A Predictive Framework for Base-n Radix Sort Optimization
Atharv Pandey, Lakshmanan Kuppusamy
TL;DR
This work addresses the inefficiency of Base-$n$ Radix Sort (BNRS) caused by zero-padding in skewed data by introducing SP-LSD, a Stable Partitioning - Least Significant Digit Radix Sort that iteratively prunes the active region. The authors formalize the Radix Crossover Framework (RCF), a three-point decision model comprising the Asymptotic Crossover, Round-feasibility Crossover, and Pruning Crossover, to determine when SP-LSD outperforms both BNRS and comparison-based sorts. Through theoretical cost analyses and empirical benchmarks against Introsort, AFS, BNRS, and SP-LSD, they show that SP-LSD yields substantial gains on skewed and uniform-log distributions, with clear crossover boundaries guiding adaptive algorithm selection. The results suggest SP-LSD can achieve significant performance benefits on large-scale datasets, offering a practical pathway to adaptive, data-aware sorting in high-throughput systems.
Abstract
Sorting is a foundational primitive of computer science and optimizations in sorting subroutines can cascade into significant performance gains for high-throughput systems. In this paper, we analyze the inefficiencies of a non-comparison sorting algorithm, namely, Base-n Radix Sort (BNRS), specifically the `zero padding' problem in skewed datasets. We develop an execution model, called, Stable Partitioning - Least Significant Digit Radix Sort (shortly, SP-LSD), an iterative least significant digit based pruning model designed to address this inefficiency. Based on this development, we derive the Radix Crossover Framework(RCF), an analytic three-point decision framework. The framework is established on the precondition of non-negative integers, which enables the derivation of three critical boundaries.
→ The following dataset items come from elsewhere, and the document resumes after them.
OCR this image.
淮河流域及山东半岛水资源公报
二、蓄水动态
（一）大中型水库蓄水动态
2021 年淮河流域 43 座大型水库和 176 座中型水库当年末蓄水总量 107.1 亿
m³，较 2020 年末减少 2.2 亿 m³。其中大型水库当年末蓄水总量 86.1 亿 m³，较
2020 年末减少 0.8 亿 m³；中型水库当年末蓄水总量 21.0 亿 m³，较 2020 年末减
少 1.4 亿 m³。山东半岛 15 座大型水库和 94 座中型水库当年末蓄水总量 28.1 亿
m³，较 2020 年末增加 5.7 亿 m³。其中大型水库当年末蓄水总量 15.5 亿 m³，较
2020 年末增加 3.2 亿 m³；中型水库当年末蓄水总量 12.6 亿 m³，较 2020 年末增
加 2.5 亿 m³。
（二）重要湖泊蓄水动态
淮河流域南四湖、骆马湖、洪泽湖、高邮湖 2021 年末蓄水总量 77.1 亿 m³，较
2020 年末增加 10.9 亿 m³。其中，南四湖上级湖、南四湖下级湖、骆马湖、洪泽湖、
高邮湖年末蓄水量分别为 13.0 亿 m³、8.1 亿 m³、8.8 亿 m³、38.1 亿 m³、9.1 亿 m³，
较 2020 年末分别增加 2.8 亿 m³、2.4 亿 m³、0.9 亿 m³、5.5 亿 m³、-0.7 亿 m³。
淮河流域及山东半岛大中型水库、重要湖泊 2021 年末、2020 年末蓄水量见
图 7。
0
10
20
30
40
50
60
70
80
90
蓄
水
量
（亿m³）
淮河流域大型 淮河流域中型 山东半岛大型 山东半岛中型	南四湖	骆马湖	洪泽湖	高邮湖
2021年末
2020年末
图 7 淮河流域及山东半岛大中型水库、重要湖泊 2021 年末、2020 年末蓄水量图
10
First, the Asymptotic Crossover ($k<n^{\log_2 n}$) defines when BNRS and SP-LSD can theoretically outperform the comparison sorting algorithms where k is the maximum value and n is the input size. Second, the Round-feasibility Crossover ($k>n^2$) defines when overhead cost of implemented model SP-LSD is amortized. Third, we derive Pruning Crossover parameterized by the ratio of random-access sorting cost to sequential partitioning cost. This model demonstrates that SP-LSD yields a net gain on skewed and uniform distributions over standard BNRS. The experimental results are consistent with the crossover boundaries, providing a deterministic roadmap for adaptive algorithm selection.